Permanent error
1 марта 2015 г. в 15:47
С началом весны приходит начало очередной жизни, и Минхёк улыбается, распахивая окно в середине марта и вдыхая еще морозный, но уже так сладко пахнущий весной воздух. Чихо проходит мимо, фырчит устало и захлопывает окно обратно, сопровождая это беззлобным «ну простудишься же, идиот». Минхёк ничего ему не отвечает.
С началом весны синяки под глазами Чихо становятся глубже и глубже, а настроение падает на дно стремительно и бесповоротно. Однажды, когда они смотрят фильм, развалившись на кровати, он кладет голову Минхёку на плечо и жалуется, что все люди – мудаки, и почему им вообще всем так резко приспичило именно сейчас. Минхёк качает головой, ставит фильм, смысл которого уже утерян ими обоими, на паузу и говорит, что Чихо, вообще-то, радоваться должен: столько проектов, столько пространства для творчества, столько заказчиков, в конце концов.
- Заказчики-то они заказчики, - вздыхает Чихо, - но такие хреновые, ты не представляешь.
Это еще почему, лениво интересуется Минхёк, пытаясь повернуть к нему голову и натыкаясь на взъерошенную макушку. Чихо снова блондин, и внутри у Минхёка так тепло от этого делается, что сдержать улыбку оказывается для него трудной задачей.
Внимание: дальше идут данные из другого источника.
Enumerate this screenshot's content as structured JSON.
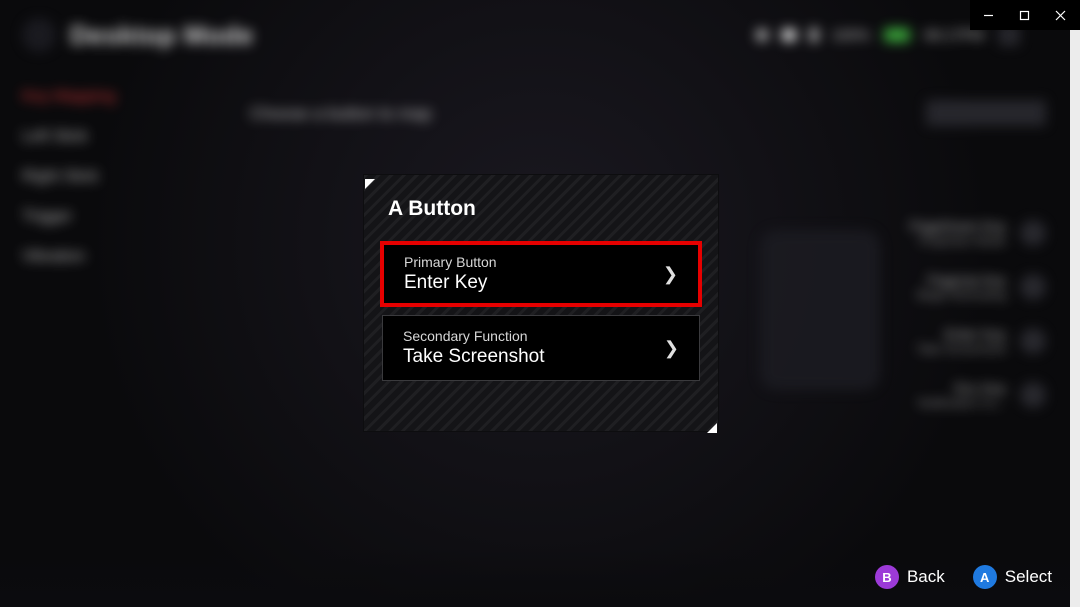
{
  "header": {
    "title": "Desktop Mode",
    "battery_pct": "100%",
    "time": "06:17PM"
  },
  "sidebar": {
    "items": [
      {
        "label": "Key Mapping"
      },
      {
        "label": "Left Stick"
      },
      {
        "label": "Right Stick"
      },
      {
        "label": "Trigger"
      },
      {
        "label": "Vibration"
      }
    ]
  },
  "prompt": "Choose a button to map",
  "reset_label": "Reset to Default",
  "right_hints": [
    {
      "top": "PageDown Key",
      "bottom": "Projection Mode"
    },
    {
      "top": "PageUp Key",
      "bottom": "Begin Recording"
    },
    {
      "top": "Enter Key",
      "bottom": "Take Screenshot"
    },
    {
      "top": "Esc Key",
      "bottom": "Notification Ce..."
    }
  ],
  "modal": {
    "title": "A Button",
    "primary": {
      "label": "Primary Button",
      "value": "Enter Key"
    },
    "secondary": {
      "label": "Secondary Function",
      "value": "Take Screenshot"
    }
  },
  "legend": {
    "back": {
      "glyph": "B",
      "text": "Back"
    },
    "select": {
      "glyph": "A",
      "text": "Select"
    }
  }
}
Волосы у Чихо сухие и ломкие, они щекочут Минхёку щеку, когда Чихо ворочается, укладывая удобнее голову на его плече и говорит:
- Они, конечно, вменяемые и вполне себе богатые, вот только покладистости в них… целое нихуя.
Минхёк хмыкает и думает, что Чихо дурак – из-за такой ерунды недовольным быть.
- Джехё тоже бесится, - добавляет Чихо. – Говорит, что невозможность увеличивать смету по мере необходимости, значит иметь дело с дерьмовым заказчиком. Я с ним, в принципе, согласен.
Ну да, думает Минхёк, если бесится Джехё – пиши пропало. Нельзя быть довольным заказчиком или его заказом, или вообще процессом работы, если вокруг тебя носится разъяренная фурия и материт все, на чем стоит этот прекрасный свет. А Минхёк почти уверен, что он действительно прекрасный или, во всяком случае, мог бы им однажды стать.
- Потому что какое может быть пространство для творчества, если тебя ограничивают в деньгах, - гнет свое Чихо.
- А тебе лишь бы чужие деньги в свое удовольствие тратить, - усмехается Минхёк.
- Ну, типа того. Это вроде как моя профессия, разве нет?
Минхёк смеется и спихивает Чихо со своего плеча. Тот причин его смеха не понимает совершенно, вздыхает, забирает подушку и ноутбук и уходит в гостиную, которая и по назначению то не служила им никогда. В их маленькой двушке поселяется тишина.
Минхёк открывает окно в комнате, долго дышит ночной прохладой и думает, что он, наверно, не правильный. Эта мысль уходит так же быстро как и пришла, и он прячется под одеяло, засыпая наконец спокойно после долгой-долгой зимы.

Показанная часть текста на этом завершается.